- White House says new rules to reduce civilian deaths from drone strikes don't apply to ISIS battle
- Officials say U.S. is taking steps to prevent civilian casualties in Iraq and Syria
- Obama has said that civilian deaths are a part of every war
New rules meant to temper the civilian death toll from unmanned U.S. drones won't apply in the fight against terrorists in Iraq and Syria, the White House says.
The standards, which Obama spelled out during a high profile address last year, were meant partly to allay concerns many Americans felt toward lethal drones. President Obama said at the time the drone strikes were used with far greater frequency than his predecessor in going after militants -- including in his fight against ISIS.
But while officials in Washington insist there are strict standards to prevent civilians from dying in Iraq and Syria, the rules Obama said last year would stem civilian deaths aren't being applied in the new war against ISIS.
"The specific standards at issue in the NDU speech apply only when we take direct action 'outside areas of active hostilities,' as was noted at the time," said Caitlin Hayden, the spokeswoman for Obama's National Security Council, referring to Obama's address at the National Defense University in the spring of 2013. "That description—outside areas of active hostilities—simply does not fit what we are seeing on the ground in Iraq and Syria right now."
In addition, the strikes in Syria and Iraq are being conducted by manned aircraft in addition to unmanned vehicles, although that distinction might not be apparent from the ground.
The White House's decision to exempt the mission against ISIS from the drone standards was first reported by the investigative journalist Michael Isikoff on Yahoo News.
Incidents of civilians being killed by drones have helped fuel resentment for the United States in places like Yemen, Pakistan and Somalia, where al Qaeda cells have sprouted since 2001.

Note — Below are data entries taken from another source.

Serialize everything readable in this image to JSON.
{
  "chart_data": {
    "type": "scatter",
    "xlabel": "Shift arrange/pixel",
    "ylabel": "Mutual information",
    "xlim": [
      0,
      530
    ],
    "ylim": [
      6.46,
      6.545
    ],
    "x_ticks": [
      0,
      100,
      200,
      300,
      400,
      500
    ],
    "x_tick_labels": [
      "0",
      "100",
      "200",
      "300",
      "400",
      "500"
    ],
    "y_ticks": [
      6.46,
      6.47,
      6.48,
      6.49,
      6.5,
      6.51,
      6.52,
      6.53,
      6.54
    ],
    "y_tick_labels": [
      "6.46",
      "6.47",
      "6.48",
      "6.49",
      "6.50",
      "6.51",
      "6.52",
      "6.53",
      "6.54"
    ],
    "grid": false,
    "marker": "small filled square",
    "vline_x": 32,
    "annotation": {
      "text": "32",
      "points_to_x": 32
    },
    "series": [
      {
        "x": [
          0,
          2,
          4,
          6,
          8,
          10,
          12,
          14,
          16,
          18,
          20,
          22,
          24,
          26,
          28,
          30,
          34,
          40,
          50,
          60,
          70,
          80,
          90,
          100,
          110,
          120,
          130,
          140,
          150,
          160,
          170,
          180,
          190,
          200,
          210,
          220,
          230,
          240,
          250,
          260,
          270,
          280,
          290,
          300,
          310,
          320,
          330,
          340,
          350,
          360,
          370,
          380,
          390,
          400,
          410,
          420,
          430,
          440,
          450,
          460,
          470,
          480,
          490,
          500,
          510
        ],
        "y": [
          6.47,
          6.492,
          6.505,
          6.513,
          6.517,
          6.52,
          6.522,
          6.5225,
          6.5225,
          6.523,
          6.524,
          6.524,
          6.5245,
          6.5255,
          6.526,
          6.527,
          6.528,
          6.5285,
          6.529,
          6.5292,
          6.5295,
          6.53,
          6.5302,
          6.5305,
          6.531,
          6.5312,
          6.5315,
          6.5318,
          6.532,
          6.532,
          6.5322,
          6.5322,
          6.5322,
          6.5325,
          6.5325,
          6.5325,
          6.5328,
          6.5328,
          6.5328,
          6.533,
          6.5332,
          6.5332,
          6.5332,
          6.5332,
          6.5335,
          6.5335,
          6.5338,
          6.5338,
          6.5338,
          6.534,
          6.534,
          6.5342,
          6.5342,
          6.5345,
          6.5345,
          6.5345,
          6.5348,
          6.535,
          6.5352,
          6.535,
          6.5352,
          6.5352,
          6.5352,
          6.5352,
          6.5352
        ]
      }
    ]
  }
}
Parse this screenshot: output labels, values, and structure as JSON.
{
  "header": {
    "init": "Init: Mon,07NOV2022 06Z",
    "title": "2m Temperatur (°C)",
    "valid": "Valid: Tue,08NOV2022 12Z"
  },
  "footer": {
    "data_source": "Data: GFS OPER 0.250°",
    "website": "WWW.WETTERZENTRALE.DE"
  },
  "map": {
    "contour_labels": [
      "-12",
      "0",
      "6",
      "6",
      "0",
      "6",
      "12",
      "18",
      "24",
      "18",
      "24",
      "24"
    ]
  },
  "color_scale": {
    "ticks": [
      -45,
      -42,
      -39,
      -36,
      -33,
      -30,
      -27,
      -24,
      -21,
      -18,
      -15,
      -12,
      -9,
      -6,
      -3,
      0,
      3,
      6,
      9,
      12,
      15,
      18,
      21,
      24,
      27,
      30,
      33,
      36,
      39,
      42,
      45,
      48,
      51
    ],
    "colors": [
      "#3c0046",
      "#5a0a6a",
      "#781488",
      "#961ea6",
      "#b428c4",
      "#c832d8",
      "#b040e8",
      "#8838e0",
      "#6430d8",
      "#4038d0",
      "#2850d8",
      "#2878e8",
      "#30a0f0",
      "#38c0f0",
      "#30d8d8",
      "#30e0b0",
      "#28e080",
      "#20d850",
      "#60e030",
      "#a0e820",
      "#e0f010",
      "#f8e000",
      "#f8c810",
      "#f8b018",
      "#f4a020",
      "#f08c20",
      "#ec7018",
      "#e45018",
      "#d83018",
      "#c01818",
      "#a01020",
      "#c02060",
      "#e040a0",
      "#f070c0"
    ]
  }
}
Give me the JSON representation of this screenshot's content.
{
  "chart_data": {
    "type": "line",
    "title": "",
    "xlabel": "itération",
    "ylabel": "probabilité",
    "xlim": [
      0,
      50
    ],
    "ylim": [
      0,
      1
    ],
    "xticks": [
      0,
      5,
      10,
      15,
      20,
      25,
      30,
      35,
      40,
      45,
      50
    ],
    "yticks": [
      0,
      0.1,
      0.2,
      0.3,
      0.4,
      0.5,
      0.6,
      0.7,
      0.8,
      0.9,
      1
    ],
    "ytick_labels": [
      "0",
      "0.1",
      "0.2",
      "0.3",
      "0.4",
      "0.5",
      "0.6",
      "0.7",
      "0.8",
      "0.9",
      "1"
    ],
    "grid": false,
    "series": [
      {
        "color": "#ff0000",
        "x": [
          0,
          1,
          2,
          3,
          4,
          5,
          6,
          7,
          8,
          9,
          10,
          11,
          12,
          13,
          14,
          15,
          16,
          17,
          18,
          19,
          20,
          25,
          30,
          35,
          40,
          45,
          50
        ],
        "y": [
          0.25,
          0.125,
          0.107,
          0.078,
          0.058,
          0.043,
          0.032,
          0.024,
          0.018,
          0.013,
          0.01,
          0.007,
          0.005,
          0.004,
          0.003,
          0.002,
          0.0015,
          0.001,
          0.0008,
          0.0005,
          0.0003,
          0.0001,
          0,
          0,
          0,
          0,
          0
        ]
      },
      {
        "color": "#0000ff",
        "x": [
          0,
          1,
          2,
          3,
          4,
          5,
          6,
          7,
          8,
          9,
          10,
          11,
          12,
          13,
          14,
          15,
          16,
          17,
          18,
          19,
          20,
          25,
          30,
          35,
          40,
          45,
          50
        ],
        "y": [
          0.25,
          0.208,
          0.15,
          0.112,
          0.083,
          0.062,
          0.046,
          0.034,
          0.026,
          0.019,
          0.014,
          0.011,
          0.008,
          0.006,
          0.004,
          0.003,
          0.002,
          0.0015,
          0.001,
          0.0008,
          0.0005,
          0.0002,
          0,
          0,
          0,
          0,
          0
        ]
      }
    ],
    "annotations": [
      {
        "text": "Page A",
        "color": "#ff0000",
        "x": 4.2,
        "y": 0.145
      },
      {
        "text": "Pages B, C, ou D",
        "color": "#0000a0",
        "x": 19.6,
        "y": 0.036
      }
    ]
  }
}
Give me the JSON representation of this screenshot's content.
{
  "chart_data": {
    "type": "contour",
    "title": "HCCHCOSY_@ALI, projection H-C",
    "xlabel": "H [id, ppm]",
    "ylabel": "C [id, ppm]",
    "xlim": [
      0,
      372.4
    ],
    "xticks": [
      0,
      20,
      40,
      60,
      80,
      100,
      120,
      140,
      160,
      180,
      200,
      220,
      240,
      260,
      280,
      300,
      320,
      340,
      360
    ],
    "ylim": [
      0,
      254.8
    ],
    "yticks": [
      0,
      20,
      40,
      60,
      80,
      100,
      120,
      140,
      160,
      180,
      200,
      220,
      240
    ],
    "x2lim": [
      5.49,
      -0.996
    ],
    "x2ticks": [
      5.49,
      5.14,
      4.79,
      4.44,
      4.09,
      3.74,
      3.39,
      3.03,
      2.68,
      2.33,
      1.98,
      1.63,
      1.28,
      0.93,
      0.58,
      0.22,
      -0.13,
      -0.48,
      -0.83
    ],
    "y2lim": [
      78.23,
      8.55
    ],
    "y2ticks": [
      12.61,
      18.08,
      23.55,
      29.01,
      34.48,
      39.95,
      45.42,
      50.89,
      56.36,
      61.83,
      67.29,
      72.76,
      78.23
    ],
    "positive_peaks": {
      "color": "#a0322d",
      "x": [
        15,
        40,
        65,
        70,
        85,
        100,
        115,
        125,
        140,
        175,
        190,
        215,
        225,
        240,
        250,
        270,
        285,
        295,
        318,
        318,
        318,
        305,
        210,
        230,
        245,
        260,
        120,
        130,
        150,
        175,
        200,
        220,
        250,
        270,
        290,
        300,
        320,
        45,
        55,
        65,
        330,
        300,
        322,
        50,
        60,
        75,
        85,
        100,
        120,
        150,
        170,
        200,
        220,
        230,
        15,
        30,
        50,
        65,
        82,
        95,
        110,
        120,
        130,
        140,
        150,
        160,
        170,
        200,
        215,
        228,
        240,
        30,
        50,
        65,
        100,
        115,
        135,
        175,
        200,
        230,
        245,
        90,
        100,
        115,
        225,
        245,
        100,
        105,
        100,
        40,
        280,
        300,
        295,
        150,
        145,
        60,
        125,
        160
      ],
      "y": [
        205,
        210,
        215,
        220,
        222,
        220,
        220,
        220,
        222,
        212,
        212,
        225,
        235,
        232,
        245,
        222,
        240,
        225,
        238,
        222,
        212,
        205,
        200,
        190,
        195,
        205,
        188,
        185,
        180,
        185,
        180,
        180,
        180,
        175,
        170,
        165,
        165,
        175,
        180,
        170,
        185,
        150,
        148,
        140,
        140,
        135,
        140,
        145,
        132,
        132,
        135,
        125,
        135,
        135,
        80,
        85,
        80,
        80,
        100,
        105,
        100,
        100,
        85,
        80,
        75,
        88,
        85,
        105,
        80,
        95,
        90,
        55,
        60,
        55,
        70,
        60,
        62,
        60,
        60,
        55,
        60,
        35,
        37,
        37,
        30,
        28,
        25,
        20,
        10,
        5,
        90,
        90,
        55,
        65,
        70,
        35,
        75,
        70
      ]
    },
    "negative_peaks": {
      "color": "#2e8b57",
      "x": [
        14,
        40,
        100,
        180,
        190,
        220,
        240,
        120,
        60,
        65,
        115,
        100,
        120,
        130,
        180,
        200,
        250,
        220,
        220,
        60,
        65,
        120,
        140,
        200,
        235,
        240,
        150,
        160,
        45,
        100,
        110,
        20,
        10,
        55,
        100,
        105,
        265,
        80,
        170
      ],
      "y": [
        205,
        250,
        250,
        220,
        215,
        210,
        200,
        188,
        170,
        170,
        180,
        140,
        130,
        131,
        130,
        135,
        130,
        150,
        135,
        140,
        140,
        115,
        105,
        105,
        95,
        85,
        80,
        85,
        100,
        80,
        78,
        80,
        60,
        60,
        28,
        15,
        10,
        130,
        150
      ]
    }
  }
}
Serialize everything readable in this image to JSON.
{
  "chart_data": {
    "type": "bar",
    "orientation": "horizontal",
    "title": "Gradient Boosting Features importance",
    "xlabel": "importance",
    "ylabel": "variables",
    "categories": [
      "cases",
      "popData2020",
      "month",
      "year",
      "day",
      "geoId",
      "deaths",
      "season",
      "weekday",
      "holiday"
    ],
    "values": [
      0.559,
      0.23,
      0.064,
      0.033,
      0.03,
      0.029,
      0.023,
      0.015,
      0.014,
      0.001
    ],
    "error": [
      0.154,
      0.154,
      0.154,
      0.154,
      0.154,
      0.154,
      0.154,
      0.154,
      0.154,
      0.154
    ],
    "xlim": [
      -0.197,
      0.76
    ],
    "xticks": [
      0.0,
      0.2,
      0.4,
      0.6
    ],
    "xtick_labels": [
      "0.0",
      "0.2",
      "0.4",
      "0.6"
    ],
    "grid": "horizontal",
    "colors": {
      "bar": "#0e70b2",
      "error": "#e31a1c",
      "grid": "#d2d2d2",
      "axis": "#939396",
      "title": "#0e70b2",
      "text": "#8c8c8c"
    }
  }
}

During his widely-anticipated remarks about drones last year, Obama said civilian deaths were a facet of every war. But he vowed to do more to prevent them in his bid to go after jihadist cells.
"For the families of those civilians, no words or legal construct can justify their loss," he said. "For me, and those in my chain of command, those deaths will haunt us as long as we live, just as we are haunted by the civilian casualties that have occurred throughout conventional fighting in Afghanistan and Iraq."
In new criteria for drone strikes, the White House insisted there must be "near certainty that non-combatants will not be injured or killed" before an attack is ordered. Other parameters included ensuring the terrorist target is present and certifying capture isn't a feasible option.
While the White House says those strictures don't apply in the battle against ISIS, they do claim measures are underway to prevent civilians from dying.
Speaking to reporters on Tuesday, Pentagon spokesman Rear Adm. John Kirby described a process of choosing targets in Iraq and Syria that takes into account the potential for non-ISIS deaths.
"While we continue to hit [ISIS] where they are, it doesn't mean we can or even that we should hit them everywhere they are at every moment," Kirby said. "We must choose. We must discriminate between targets that matter more to us in space and time than others, and between those that run higher risks of collateral damage or civilian casualties."
In the week since airstrikes began in Syria there have been reports of civilian deaths, though U.S. Central Command (CENTCOM) has yet to verify any non-ISIS militants have died in the air campaign.
On Sunday night, U.S. military forces targeted to an ISIL-held grain storage facility near Manbij. The facility was being used by ISIL as a logistics hub and vehicle staging facility, according to CENTCOM.
A Syrian human rights group said the strikes in Manbij killed at least two workers at the grain silos, and a U.S. official said the military was looking into the possibility civilians were killed.
As Obama noted during his remarks in 2013, civilian deaths happen during times of war. Military experts say that's an important fact for Americans to understand, even as the government works to prevent them.
"To suggest that we can do a clean war with near certainty that we won't have civilian casualties I think simply is misleading the American people. We haven't done that in the history of warfare and I don't think that history has changed," Brigadier General Mark Kimmitt said Tuesday on "The Lead with Jake Tapper."